A vida é como um grande Big Brother, onde curiosos espectadores espreitam para dentro de rotinas alheias, buscando o lado mais íntimo, mais oculto ou banal dos observados. Eu sou um espectador, reconheço. Por isso, acontece-me estar constantemente atento, do meu canto, mesmo quando tudo o que desejo é estar atento nas páginas do livro que leio.

Negociar com os filhos

Tenho ainda na boca come a sopa, que o Gabriel escutou, mas não percebeu. Estamos no shopping. Sentados na zona da restauração. Por agora ligeiramente vazio, suficientemente calmo para nos concentramos nos nossos livros. Eu leio. Ele lê. Ontem não queria, mas hoje lê. Não o forcei — não sou capaz —, mas há pouco ele disse-me que iria ler. Aceitei.

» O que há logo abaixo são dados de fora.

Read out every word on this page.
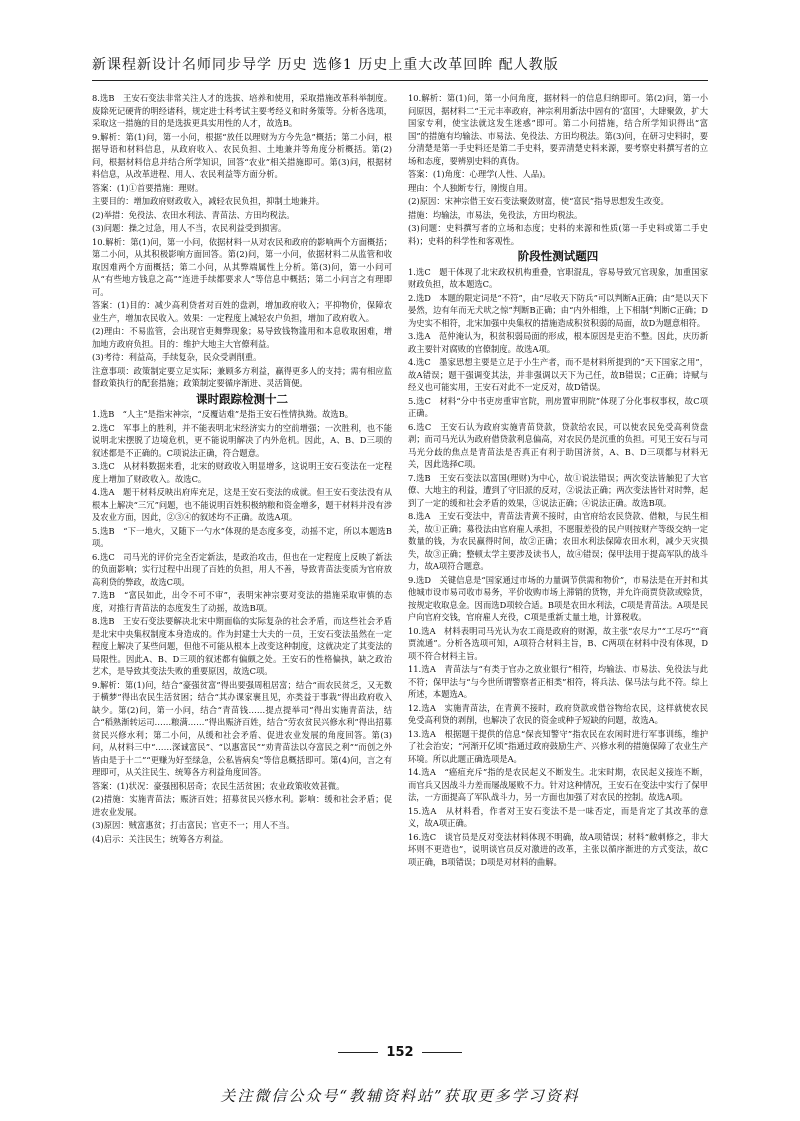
新课程新设计名师同步导学 历史 选修1 历史上重大改革回眸 配人教版
8.选B　王安石变法非常关注人才的选拔、培养和使用，采取措施改革科举制度。废除死记硬背的明经诸科，规定进士科考试主要考经义和时务策等。分析各选项，采取这一措施的目的是选拔更具实用性的人才，故选B。
9.解析：第(1)问，第一小问，根据“放任以理财为方今先急”概括；第二小问，根据导语和材料信息，从政府收入、农民负担、土地兼并等角度分析概括。第(2)问，根据材料信息并结合所学知识，回答“农业”相关措施即可。第(3)问，根据材料信息，从改革进程、用人、农民利益等方面分析。
答案：(1)①首要措施：理财。
主要目的：增加政府财政收入，减轻农民负担，抑制土地兼并。
(2)举措：免役法、农田水利法、青苗法、方田均税法。
(3)问题：操之过急，用人不当，农民利益受到损害。
10.解析：第(1)问，第一小问，依据材料一从对农民和政府的影响两个方面概括；第二小问，从其积极影响方面回答。第(2)问，第一小问，依据材料二从监管和收取因难两个方面概括；第二小问，从其弊端属性上分析。第(3)问，第一小问可从“有些地方钱息之高”“连进手续都要求人”等信息中概括；第二小问言之有理即可。
答案：(1)目的：减少高利贷者对百姓的盘剥，增加政府收入；平抑物价，保障农业生产，增加农民收入。效果：一定程度上减轻农户负担，增加了政府收入。
(2)理由：不易监管，会出现官吏舞弊现象；易导致钱物滥用和本息收取困难，增加地方政府负担。目的：维护大地主大官僚利益。
(3)考待：利益高，手续复杂，民众受剥削重。
注意事项：政策制定要立足实际；兼顾多方利益，赢得更多人的支持；需有相应监督政策执行的配套措施；政策制定要循序渐进、灵活简便。
课时跟踪检测十二
1.选B　“人主”是指宋神宗，“反覆诘难”是指王安石性情执拗。故选B。
2.选C　军事上的胜利，并不能表明北宋经济实力的空前增强；一次胜利，也不能说明北宋摆脱了边境危机，更不能说明解决了内外危机。因此，A、B、D三项的叙述都是不正确的。C项说法正确，符合题意。
3.选C　从材料数据来看，北宋的财政收入明显增多，这说明王安石变法在一定程度上增加了财政收入。故选C。
4.选A　题干材料反映出府库充足，这是王安石变法的成就。但王安石变法没有从根本上解决“三冗”问题，也不能说明百姓积极纳粮和资金增多，题干材料并没有涉及农业方面，因此，②③④的叙述均不正确。故选A项。
5.选B　“下一地火，又随下一勺水”体现的是态度多变，动摇不定，所以本题选B项。
6.选C　司马光的评价完全否定新法，是政治攻击，但也在一定程度上反映了新法的负面影响；实行过程中出现了百姓的负担，用人不善，导致青苗法变质为官府放高利贷的弊政，故选C项。
7.选B　“富民如此，出令不可不审”，表明宋神宗要对变法的措施采取审慎的态度，对推行青苗法的态度发生了动摇，故选B项。
8.选B　王安石变法要解决北宋中期面临的实际复杂的社会矛盾，而这些社会矛盾是北宋中央集权制度本身造成的。作为封建士大夫的一员，王安石变法虽然在一定程度上解决了某些问题，但他不可能从根本上改变这种制度，这就决定了其变法的局限性。因此A、B、D三项的叙述都有偏颇之处。王安石的性格偏执，缺之政治艺术，是导致其变法失败的重要原因，故选C项。
9.解析：第(1)问，结合“豪强贫富”得出要强周租居富；结合“而农民贫乏，又无数于横梦”得出农民生活贫困；结合“其办课家裹且见，亦类益于事栽”得出政府收入缺少。第(2)问，第一小问，结合“青苗钱……提点提举司”得出实施青苗法，结合“稻熟渐转运司……粮满……”得出赈济百姓，结合“劳农贫民兴修水利”得出招募贫民兴修水利；第二小问，从缓和社会矛盾、促进农业发展的角度回答。第(3)问，从材料三中“……深诚富民”、“以惠富民”“劝青苗法以夺富民之利”“而创之外皆由是于十二”“更赚为好至绿急，公私皆病矣”等信息概括即可。第(4)问，言之有理即可，从关注民生、统筹各方利益角度回答。
答案：(1)状况：豪强囤积居奇；农民生活贫困；农业政策收效甚微。
(2)措施：实施青苗法；赈济百姓；招募贫民兴修水利。影响：缓和社会矛盾；促进农业发展。
(3)原因：贼富惠贫；打击富民；官吏不一；用人不当。
(4)启示：关注民生；统筹各方利益。
10.解析：第(1)问，第一小问角度，据材料一的信息归纳即可。第(2)问，第一小问原因，据材料二“王元丰率政府，神宗利用新法中固有的‘富国’，大肆聚敛，扩大国家专利，使宝法就这发生迷惑”即可。第二小问措施，结合所学知识得出“富国”的措施有均输法、市易法、免役法、方田均税法。第(3)问，在研习史料时，要分清楚是第一手史料还是第二手史料，要弄清楚史料来源，要考察史料撰写者的立场和态度，要辨别史料的真伪。
答案：(1)角度：心理学(人性、人品)。
理由：个人独断专行，刚愎自用。
(2)原因：宋神宗借王安石变法聚敛财富，使“富民”指导思想发生改变。
措施：均输法，市易法，免役法，方田均税法。
(3)问题：史料撰写者的立场和态度；史料的来源和性质(第一手史料或第二手史料)；史料的科学性和客观性。
阶段性测试题四
1.选C　题干体现了北宋政权机构重叠，官职混乱，容易导致冗官现象，加重国家财政负担，故本题选C。
2.选D　本题的限定词是“不符”，由“尽收天下防兵”可以判断A正确；由“是以天下晏然，边有年而无犬吠之惊”判断B正确；由“内外相维，上下相制”判断C正确；D为史实不相符，北宋加强中央集权的措施造成积贫积弱的局面，故D为题意相符。
3.选A　范仲淹认为，积贫积弱局面的形成，根本原因是吏治不整。因此，庆历新政主要针对腐败的官僚制度。故选A项。
4.选C　墨家思想主要是立足于小生产者，而不是材料所提到的“天下国家之用”，故A错误；题干强调变其法，并非强调以天下为己任，故B错误；C正确；诗赋与经义也可能实用，王安石对此不一定反对，故D错误。
5.选C　材料“分中书吏房重审官院，刑房置审刑院”体现了分化事权事权，故C项正确。
6.选C　王安石认为政府实施青苗贷款，贷款给农民，可以使农民免受高利贷盘剥；而司马光认为政府借贷款利息偏高，对农民仍是沉重的负担。可见王安石与司马光分歧的焦点是青苗法是否真正有利于助国济贫，A、B、D三项都与材料无关，因此选择C项。
7.选B　王安石变法以富国(理财)为中心，故①说法错误；两次变法皆触犯了大官僚、大地主的利益，遭到了守旧派的反对，②说法正确；两次变法皆针对时弊，起到了一定的缓和社会矛盾的效果，③说法正确；④说法正确。故选B项。
8.选A　王安石变法中，青苗法青黄不接时，由官府给农民贷款、借粮，与民生相关，故①正确；募役法由官府雇人承担，不愿服差役的民户则按财产等级交纳一定数量的钱，为农民赢得时间，故②正确；农田水利法保障农田水利，减少天灾损失，故③正确；整顿太学主要涉及读书人，故④错误；保甲法用于提高军队的战斗力，故A项符合题意。
9.选D　关键信息是“国家通过市场的力量调节供需和物价”，市易法是在开封和其他城市设市易司收市易务，平价收购市场上滞销的货物，并允许商贾贷款或赊货，按规定收取息金。因而选D项较合适。B项是农田水利法，C项是青苗法。A项是民户向官府交钱，官府雇人充役，C项是重新丈量土地，计算税收。
10.选A　材料表明司马光认为农工商是政府的财源，故主张“农尽力”“工尽巧”“商贾流通”。分析各选项可知，A项符合材料主旨，B、C两项在材料中没有体现，D项不符合材料主旨。
11.选A　青苗法与“有类于官办之放业银行”相符，均输法、市易法、免役法与此不符；保甲法与“与今世所谓警察者正相类”相符，将兵法、保马法与此不符。综上所述，本题选A。
12.选A　实施青苗法，在青黄不接时，政府贷款或借谷物给农民，这样就使农民免受高利贷的剥削，也解决了农民的资金或种子短缺的问题，故选A。
13.选A　根据题干提供的信息“保丧知警守”指农民在农闲时进行军事训练，维护了社会治安；“河渐开亿顷”指通过政府鼓励生产、兴修水利的措施保障了农业生产环境。所以此题正确选项是A。
14.选A　“癌疽充斥”指的是农民起义不断发生。北宋时期，农民起义接连不断，而官兵又因战斗力差而屡战屡败不力。针对这种情况，王安石在变法中实行了保甲法，一方面提高了军队战斗力，另一方面也加强了对农民的控制。故选A项。
15.选A　从材料看，作者对王安石变法不是一味否定，而是肯定了其改革的意义，故A项正确。
16.选C　谈官员是反对变法材料体现不明确，故A项错误；材料“敝刺修之，非大坏则不更造也”，说明谈官员反对激进的改革，主张以循序渐进的方式变法，故C项正确，B项错误；D项是对材料的曲解。
152
关注微信公众号“教辅资料站”获取更多学习资料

Estamos na fila. Só uma pessoa à nossa frente. Pergunto ao Gabriel

— o que queres?

com os olhos postos na vitrine. Sei o que quero. Sempre o mesmo.

— Um abatanado bem cheio, por favor. E tu, Gabriel, o que queres?

Pede uma Bola de Berlim com creme e um Ice Tea, receoso. Olha para mim, sabendo a resposta. Não. Recuso. O Gabriel sabe bem como evito que comamos asneiras. Nada de excesso de açúcar, menos ainda um bolo com tanta gordura. E os refrigerantes são proibidos em casa, não os compro, não os tomo, não lhes dou grandes esperanças. Uma, duas, três vezes ao ano, tudo bem. Mas como sei que ele os consome quase diariamente em casa da mãe, imponho-me tanto quanto posso.

— Vá lá, pai, assim não vou comer nada,

diz ele, como quem se prepara para fazer uma birra. A empregada olha para nós, sorridente, parece-me. Paciente, com certeza. Não há outros clientes para atender. Olha para nós, expectante. Argumentamos um e outro. Ele insiste,

— então e este bolo?,

e eu respondo,

— já sabes como funciona, Gabriel, com o teu dinheiro compras o que quiseres, mas, com o meu, gastas em algo que de alguma forma me agrade também,

e apresso-me a acrescentar

— menos refrigerantes ou sumos que não sejam naturais.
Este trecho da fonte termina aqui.